Cabantous Sandrine, Poudiougou Belco, Traore Abdoulaye, Keita Marouf, Cisse Mamadou Balla, Doumbo Ogobara, Dessein Alain J, Marquet Sandrine
Immunology and Genetics of Parasitic Diseases, INSERM UMR399, Faculty of Medicine Timone, Universite de la Mediterranee, Marseille, France.
J Infect Dis. 2005 Sep 1;192(5):854-60. doi: 10.1086/432484. Epub 2005 Jul 22.

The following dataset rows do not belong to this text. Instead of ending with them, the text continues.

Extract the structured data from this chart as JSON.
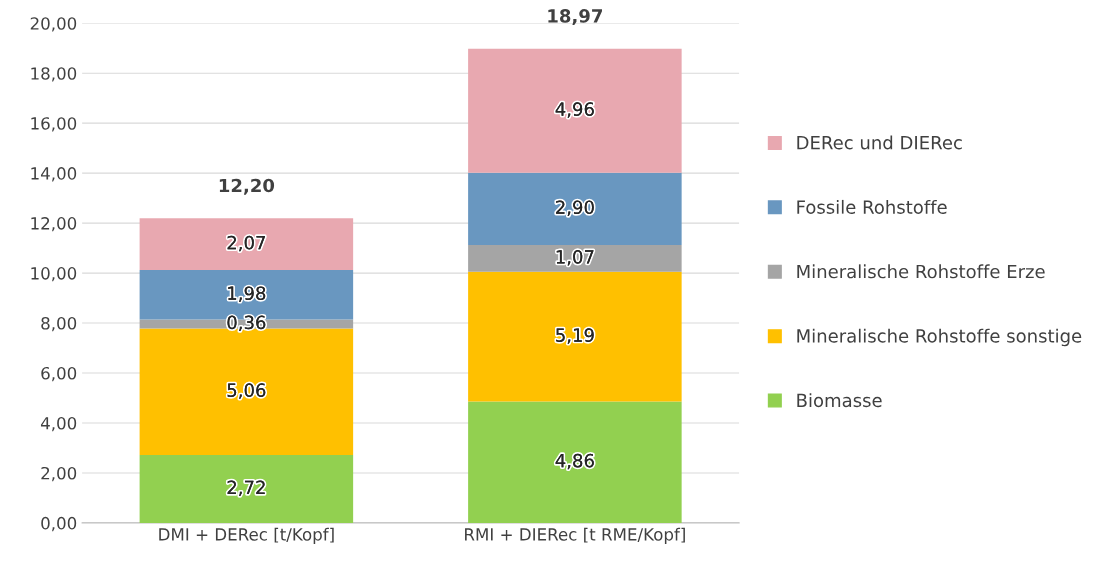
{
  "chart_data": {
    "type": "bar",
    "stacked": true,
    "categories": [
      "DMI + DERec [t/Kopf]",
      "RMI + DIERec [t RME/Kopf]"
    ],
    "series": [
      {
        "name": "Biomasse",
        "color": "#92d050",
        "values": [
          2.72,
          4.86
        ],
        "value_labels": [
          "2,72",
          "4,86"
        ]
      },
      {
        "name": "Mineralische Rohstoffe sonstige",
        "color": "#ffc000",
        "values": [
          5.06,
          5.19
        ],
        "value_labels": [
          "5,06",
          "5,19"
        ]
      },
      {
        "name": "Mineralische Rohstoffe Erze",
        "color": "#a5a5a5",
        "values": [
          0.36,
          1.07
        ],
        "value_labels": [
          "0,36",
          "1,07"
        ]
      },
      {
        "name": "Fossile Rohstoffe",
        "color": "#6997c0",
        "values": [
          1.98,
          2.9
        ],
        "value_labels": [
          "1,98",
          "2,90"
        ]
      },
      {
        "name": "DERec und DIERec",
        "color": "#e8a8b0",
        "values": [
          2.07,
          4.96
        ],
        "value_labels": [
          "2,07",
          "4,96"
        ]
      }
    ],
    "totals": [
      "12,20",
      "18,97"
    ],
    "ylim": [
      0,
      20
    ],
    "yticks": [
      {
        "value": 0,
        "label": "0,00"
      },
      {
        "value": 2,
        "label": "2,00"
      },
      {
        "value": 4,
        "label": "4,00"
      },
      {
        "value": 6,
        "label": "6,00"
      },
      {
        "value": 8,
        "label": "8,00"
      },
      {
        "value": 10,
        "label": "10,00"
      },
      {
        "value": 12,
        "label": "12,00"
      },
      {
        "value": 14,
        "label": "14,00"
      },
      {
        "value": 16,
        "label": "16,00"
      },
      {
        "value": 18,
        "label": "18,00"
      },
      {
        "value": 20,
        "label": "20,00"
      }
    ],
    "grid": "y",
    "legend": "right"
  }
}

The pathogenic mechanisms of cerebral malaria (CM) are unclear but are thought to involve cytokine-mediated inflammation enhanced by parasite sequestration in the brain microcirculation. The role that interferon (IFN)-gamma could play that would enhance inflammation but also reduce parasitemia is unclear.
Plasma IFN-gamma concentrations were measured by enzyme-linked immunosorbent assay in 96 children with CM and 40 children with uncomplicated malaria (UM) who had been recruited from Gabriel Toure Hospital (Bamako, Mali). We investigated the relationship between IFN- gamma concentrations and disease by nonparametric analysis. Polymorphisms in IFNG were characterized by restriction enzyme analysis or size-determination electrophoresis. Associations between polymorphisms and CM were evaluated by the family-based association test on 240 families.
During episodes of malaria, IFN-gamma concentrations were lower in children with CM than in children with UM (P = .007). IFNG-183T (P = .009) and IFNG-183G/T (P = .013) were found to be less frequent than expected in children with CM. A trend toward association was also observed between IFNG(CA)14/(CA)14 (P = .073) and CM. The IFNG-183G/T and IFNG(CA)14/(CA)14 genotypes were more frequent in children with UM than in children with CM (odds ratio, 0.30 and 0.34, respectively).
The low plasma IFN- gamma concentrations in children with CM and the associations between a reduced risk of CM and (1) the IFNG-183T allele (which increases gene transcription) and (2) the IFNG-183G/T genotype are consistent with the concept that IFN-gamma protects against CM.
脑型疟疾(CM)的致病机制尚不清楚,但一般认为其涉及细胞因子介导的炎症反应,这种炎症反应会因寄生虫在脑微循环中的滞留而增强。干扰素(IFN)-γ在增强炎症反应的同时还能降低寄生虫血症,其具体作用尚不清楚。
采用酶联免疫吸附测定法,对从加布里埃尔·图雷医院(马里巴马科)招募的96例脑型疟疾患儿和40例非重症疟疾(UM)患儿的血浆IFN-γ浓度进行了检测。我们通过非参数分析研究了IFN-γ浓度与疾病之间的关系。通过限制性酶切分析或大小测定电泳对IFNG基因多态性进行了表征。采用基于家系的关联检验,在240个家庭中评估了基因多态性与脑型疟疾之间的关联。
在疟疾发作期间,脑型疟疾患儿的IFN-γ浓度低于非重症疟疾患儿(P = 0.007)。发现IFNG-183T(P = 0.009)和IFNG-183G/T(P = 0.013)在脑型疟疾患儿中的出现频率低于预期。在IFNG(CA)14/(CA)14与脑型疟疾之间也观察到了一种关联趋势(P = 0.073)。IFNG-183G/T和IFNG(CA)14/(CA)14基因型在非重症疟疾患儿中的出现频率高于脑型疟疾患儿(优势比分别为0.30和0.34)。
脑型疟疾患儿血浆IFN-γ浓度较低,以及CM风险降低与(1)IFNG-183T等位基因(可增加基因转录)和(2)IFNG-183G/T基因型之间的关联,均与IFN-γ可预防CM的概念相符。